Executive Search Firms Adapting to the New Normal

April 15, 2021 – 2020 was an unprecedented year in most respects, and a challenging year for many in the executive search industry. Senior executives across the sector, however, are generally optimistic in their outlook for the year we’re in now. According to two leading reports, one from Bullhorn and the other from Hunt Scanlon Media, optimism reigns supreme. According to Hunt Scanlon, 93 percent of recruiting leaders said they are expecting growth in 2021, while 80 percent are bullish on business prospects for the new year. A full 75 percent of search executives in the 2021 Hunt Scanlon Pulse Rankings survey said they expect full growth to return by June. Fifty-nine percent of those polled said they expected to meet their targets for 2021, while 41 percent said they would exceed targets set for the year.

Last year also saw a dramatic rise in the number of executive search firms employing a digital transformation strategy, according to Bullhorn‘s 2021 Global Recruitment Insights and Data (GRID), a survey of more than 2,000 recruitment professionals. Forty-three percent of global recruitment firms now have a digital transformation strategy in place, compared to 25 percent a year ago. Eighty-two percent of those firms with a strategy in place (and two-thirds of all respondents) said that COVID-19 directly caused them to adopt or ramp up their digital transformation efforts.

“Leading recruiting firms today are focused on digital transformation, a three-pronged journey that combines the digitization of huge volumes of data with automation and, eventually, artificial intelligence, to unlock new levels of productivity and truly transform the way businesses operate,” said Matt Fischer, president and chief technology officer at Bullhorn. “The challenges facing firms over the last year has underscored the need for this approach.”

Bullhorn asked respondents, “How do you expect revenue to change in 2021?” Seventy percent said they expected revenue to increase and just three percent expect a decrease. Firms that had a good year in 2020 were even more positive about their outlooks in 2021 (80 percent of these respondents expect an increase in revenue). Will agencies ramp up their investments in 2021? Roughly two-fifths of businesses plan to bolster their tech and operating budgets in the year ahead. Asked about changes in their business in the new year, search firms said they were most likely to invest in technology, with more than half of the respondents (54 percent) expecting to increase their budget for tech investments.

Customer Challenges

Building customer relationships is a top priority for search firms in 2021, but what’s standing in the way of that goal? While COVID-19 introduced some new complications into the mix, according to Bullhorn, many of the top challenges to winning and maintaining clients are all too familiar to recruitment firms. When Bullhorn asked respondents what their biggest obstacle was to winning new clients, nearly a third said client demand (hiring freezes or a lack of budget for staffing services). When asked what their biggest challenge was pertaining to their existing clients, respondents said changes to job requisitions — either reductions in volume or increasingly challenging asks. This accounted for more than half of reported answers as the biggest challenge when it comes to maintaining clients.

The search industry changed in 2021 in expected and unexpected ways. When asked what would be the one thing they could change about the search industry for the better, recruitment professionals overwhelmingly said they were concerned about the reputation of the industry, though some believe the negative reputation is merited. Client relationships came in a distant second. Respondents said they want better communication, more transparency, and better rates from clients.

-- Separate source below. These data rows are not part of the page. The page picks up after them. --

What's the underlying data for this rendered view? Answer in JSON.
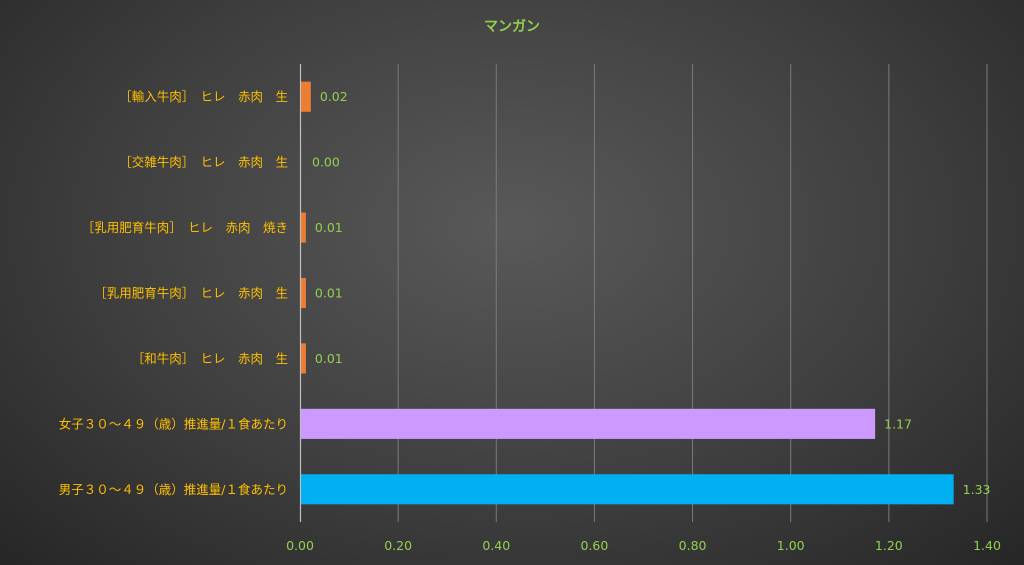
{
  "chart_data": {
    "type": "bar",
    "orientation": "horizontal",
    "title": "マンガン",
    "categories": [
      "［輸入牛肉］　ヒレ　赤肉　生",
      "［交雑牛肉］　ヒレ　赤肉　生",
      "［乳用肥育牛肉］　ヒレ　赤肉　焼き",
      "［乳用肥育牛肉］　ヒレ　赤肉　生",
      "［和牛肉］　ヒレ　赤肉　生",
      "女子３０～４９（歳）推進量/１食あたり",
      "男子３０～４９（歳）推進量/１食あたり"
    ],
    "values": [
      0.02,
      0.0,
      0.01,
      0.01,
      0.01,
      1.17,
      1.33
    ],
    "value_labels": [
      "0.02",
      "0.00",
      "0.01",
      "0.01",
      "0.01",
      "1.17",
      "1.33"
    ],
    "bar_colors": [
      "#ed7d31",
      "#ed7d31",
      "#ed7d31",
      "#ed7d31",
      "#ed7d31",
      "#cc99ff",
      "#00b0f0"
    ],
    "xlim": [
      0,
      1.4
    ],
    "x_ticks": [
      "0.00",
      "0.20",
      "0.40",
      "0.60",
      "0.80",
      "1.00",
      "1.20",
      "1.40"
    ],
    "grid": true,
    "xlabel": "",
    "ylabel": ""
  }
}
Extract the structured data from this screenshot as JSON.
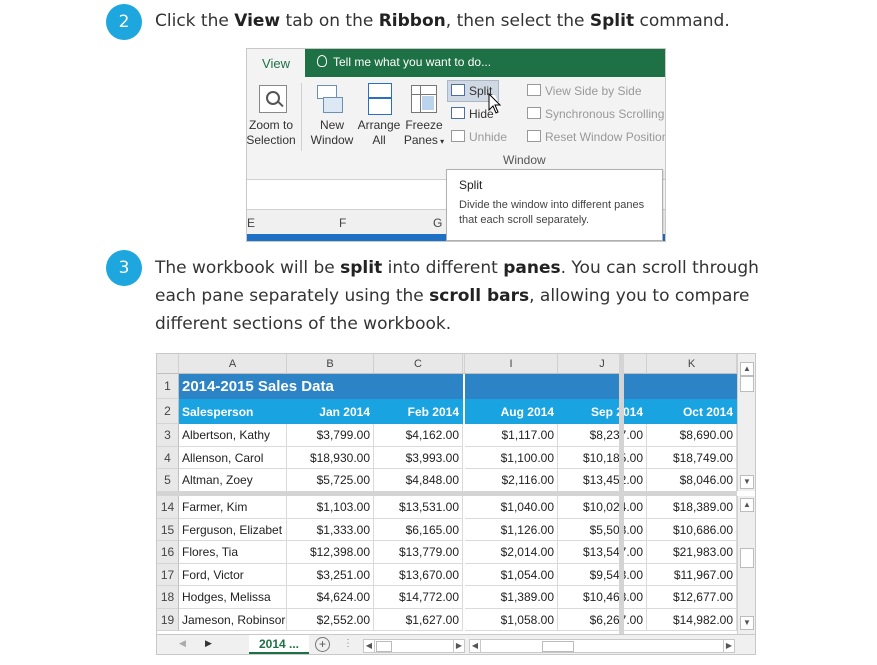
{
  "steps": [
    {
      "number": "2",
      "parts": [
        "Click the ",
        "View",
        " tab on the ",
        "Ribbon",
        ", then select the ",
        "Split",
        " command."
      ]
    },
    {
      "number": "3",
      "line1": [
        "The workbook will be ",
        "split",
        " into different ",
        "panes",
        ". You can scroll through"
      ],
      "line2": [
        "each pane separately using the ",
        "scroll bars",
        ", allowing you to compare"
      ],
      "line3": "different sections of the workbook."
    }
  ],
  "ribbon": {
    "tab": "View",
    "tell_me": "Tell me what you want to do...",
    "buttons": {
      "zoom_line1": "Zoom to",
      "zoom_line2": "Selection",
      "new_line1": "New",
      "new_line2": "Window",
      "arrange_line1": "Arrange",
      "arrange_line2": "All",
      "freeze_line1": "Freeze",
      "freeze_line2": "Panes",
      "split": "Split",
      "hide": "Hide",
      "unhide": "Unhide",
      "view_side": "View Side by Side",
      "sync_scroll": "Synchronous Scrolling",
      "reset_pos": "Reset Window Position"
    },
    "group_label": "Window",
    "col_e": "E",
    "col_f": "F",
    "col_g": "G",
    "tooltip": {
      "title": "Split",
      "body": "Divide the window into different panes that each scroll separately."
    }
  },
  "sheet": {
    "columns_left": [
      "A",
      "B",
      "C"
    ],
    "columns_right": [
      "I",
      "J",
      "K"
    ],
    "title": "2014-2015 Sales Data",
    "headers": [
      "Salesperson",
      "Jan 2014",
      "Feb 2014",
      "Aug 2014",
      "Sep 2014",
      "Oct 2014"
    ],
    "rows_top": [
      {
        "num": "3",
        "cells": [
          "Albertson, Kathy",
          "$3,799.00",
          "$4,162.00",
          "$1,117.00",
          "$8,237.00",
          "$8,690.00"
        ]
      },
      {
        "num": "4",
        "cells": [
          "Allenson, Carol",
          "$18,930.00",
          "$3,993.00",
          "$1,100.00",
          "$10,185.00",
          "$18,749.00"
        ]
      },
      {
        "num": "5",
        "cells": [
          "Altman, Zoey",
          "$5,725.00",
          "$4,848.00",
          "$2,116.00",
          "$13,452.00",
          "$8,046.00"
        ]
      }
    ],
    "rows_bottom": [
      {
        "num": "14",
        "cells": [
          "Farmer, Kim",
          "$1,103.00",
          "$13,531.00",
          "$1,040.00",
          "$10,024.00",
          "$18,389.00"
        ]
      },
      {
        "num": "15",
        "cells": [
          "Ferguson, Elizabet",
          "$1,333.00",
          "$6,165.00",
          "$1,126.00",
          "$5,503.00",
          "$10,686.00"
        ]
      },
      {
        "num": "16",
        "cells": [
          "Flores, Tia",
          "$12,398.00",
          "$13,779.00",
          "$2,014.00",
          "$13,547.00",
          "$21,983.00"
        ]
      },
      {
        "num": "17",
        "cells": [
          "Ford, Victor",
          "$3,251.00",
          "$13,670.00",
          "$1,054.00",
          "$9,543.00",
          "$11,967.00"
        ]
      },
      {
        "num": "18",
        "cells": [
          "Hodges, Melissa",
          "$4,624.00",
          "$14,772.00",
          "$1,389.00",
          "$10,468.00",
          "$12,677.00"
        ]
      },
      {
        "num": "19",
        "cells": [
          "Jameson, Robinsor",
          "$2,552.00",
          "$1,627.00",
          "$1,058.00",
          "$6,267.00",
          "$14,982.00"
        ]
      }
    ],
    "row1": "1",
    "row2": "2",
    "sheet_tab": "2014 ...",
    "add_sheet": "+"
  },
  "colors": {
    "accent": "#1ea7de",
    "excel_green": "#1e7145",
    "title_blue": "#2c83c5",
    "header_blue": "#1aa3e1"
  }
}
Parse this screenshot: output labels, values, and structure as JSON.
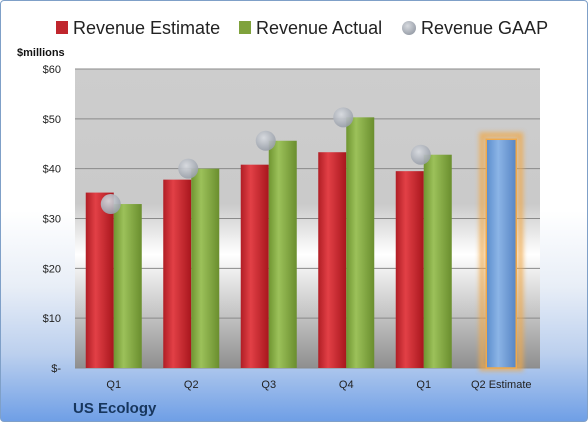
{
  "chart_data": {
    "type": "bar",
    "ylabel": "$millions",
    "ylim": [
      0,
      60
    ],
    "yticks": [
      {
        "value": 0,
        "label": "$-"
      },
      {
        "value": 10,
        "label": "$10"
      },
      {
        "value": 20,
        "label": "$20"
      },
      {
        "value": 30,
        "label": "$30"
      },
      {
        "value": 40,
        "label": "$40"
      },
      {
        "value": 50,
        "label": "$50"
      },
      {
        "value": 60,
        "label": "$60"
      }
    ],
    "grid": true,
    "legend_position": "top",
    "categories": [
      "Q1",
      "Q2",
      "Q3",
      "Q4",
      "Q1",
      "Q2 Estimate"
    ],
    "series": [
      {
        "name": "Revenue Estimate",
        "color": "#c0262d",
        "values": [
          35.2,
          37.8,
          40.8,
          43.3,
          39.5,
          null
        ]
      },
      {
        "name": "Revenue Actual",
        "color": "#7fa23c",
        "values": [
          32.9,
          40.0,
          45.6,
          50.3,
          42.8,
          null
        ]
      },
      {
        "name": "Revenue GAAP",
        "color": "#a9afb9",
        "marker": "circle",
        "values": [
          32.9,
          40.0,
          45.6,
          50.3,
          42.8,
          null
        ]
      },
      {
        "name": "Q2 Estimate",
        "color": "#6f9fd8",
        "highlight": "#f0a94a",
        "values": [
          null,
          null,
          null,
          null,
          null,
          45.9
        ]
      }
    ]
  },
  "footer": {
    "company": "US Ecology"
  }
}
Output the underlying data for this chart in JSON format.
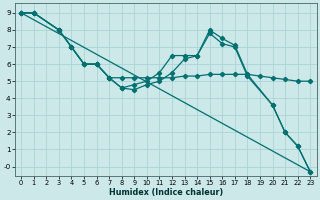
{
  "xlabel": "Humidex (Indice chaleur)",
  "bg_color": "#cce8e8",
  "grid_color": "#aad4d4",
  "line_color": "#007070",
  "xlim": [
    -0.5,
    23.5
  ],
  "ylim": [
    -0.55,
    9.55
  ],
  "xticks": [
    0,
    1,
    2,
    3,
    4,
    5,
    6,
    7,
    8,
    9,
    10,
    11,
    12,
    13,
    14,
    15,
    16,
    17,
    18,
    19,
    20,
    21,
    22,
    23
  ],
  "yticks": [
    0,
    1,
    2,
    3,
    4,
    5,
    6,
    7,
    8,
    9
  ],
  "ytick_labels": [
    "-0",
    "1",
    "2",
    "3",
    "4",
    "5",
    "6",
    "7",
    "8",
    "9"
  ],
  "line_diagonal": {
    "x": [
      0,
      23
    ],
    "y": [
      9.0,
      -0.3
    ]
  },
  "line_flat": {
    "x": [
      0,
      1,
      3,
      4,
      5,
      6,
      7,
      8,
      9,
      10,
      11,
      12,
      13,
      14,
      15,
      16,
      17,
      18,
      19,
      20,
      21,
      22,
      23
    ],
    "y": [
      9,
      9,
      8,
      7,
      6,
      6,
      5.2,
      5.2,
      5.2,
      5.2,
      5.2,
      5.2,
      5.3,
      5.3,
      5.4,
      5.4,
      5.4,
      5.4,
      5.3,
      5.2,
      5.1,
      5.0,
      5.0
    ]
  },
  "line_upper": {
    "x": [
      0,
      1,
      3,
      4,
      5,
      6,
      7,
      8,
      9,
      10,
      11,
      12,
      13,
      14,
      15,
      16,
      17,
      18,
      20,
      21,
      22,
      23
    ],
    "y": [
      9,
      9,
      8,
      7,
      6,
      6,
      5.2,
      4.6,
      4.8,
      5.0,
      5.5,
      6.5,
      6.5,
      6.5,
      8.0,
      7.5,
      7.1,
      5.4,
      3.6,
      2.0,
      1.2,
      -0.3
    ]
  },
  "line_lower": {
    "x": [
      0,
      1,
      3,
      4,
      5,
      6,
      7,
      8,
      9,
      10,
      11,
      12,
      13,
      14,
      15,
      16,
      17,
      18,
      20,
      21,
      22,
      23
    ],
    "y": [
      9,
      9,
      8,
      7,
      6,
      6,
      5.2,
      4.6,
      4.5,
      4.8,
      5.0,
      5.5,
      6.3,
      6.5,
      7.8,
      7.2,
      7.0,
      5.3,
      3.6,
      2.0,
      1.2,
      -0.3
    ]
  }
}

The Impact of COVID-19 on the Recruitment Industry

It is hard to overstate the impact of COVID-19 on the recruitment industry. How will it impact the entire sector in 2021 and what will be the lasting legacy on the industry? A fifth of respondents believe the effect of COVID-19 on the unemployment rate will have the largest impact on the industry in 2021, but the majority of respondents still think they will have to contend with a talent shortage this year.

When asked what will be the largest impact from COVID-19 on the way recruiting businesses operate, respondents largely pointed to remote work. Remote recruiting (31 percent), reduced office space use (24 percent), and remote onboarding (23 percent) were the three most chosen impacts. What will be the largest impact from COVID-19 on the staffing and recruitment industry at large? Since COVID-19, respondents have reported placing candidates in remote roles they never before dreamed possible.

Training and Technology

Recruiting technology is a substantial investment, but the majority of businesses expressed adoption woes. While many of the obstacles that prevent adoption are internal (lack of time and high turnover), the most common explanation falls on the vendor: limited training.

When Bullhorn asked respondents how they would evaluate their team’s adoption of staffing technology, just 16 percent reported full adoption of their staffing technology. Last year, one-fifth of respondents reported full adoption, suggesting remote workplaces have had a possible effect on adoption.

Bullhorn also asked what the top obstacle was preventing internal adoption of their staffing technology and why businesses weren’t making better use of their recruiting technology. For the second year in a row, teams across all segments and sizes reported that a lack of training was the culprit: training-related reasons account for half of all responses. If limitations are preventing adoption, it might be time to consider a change in technology. However, one-quarter of respondents have either never changed recruiting technology providers or haven’t changed in a decade.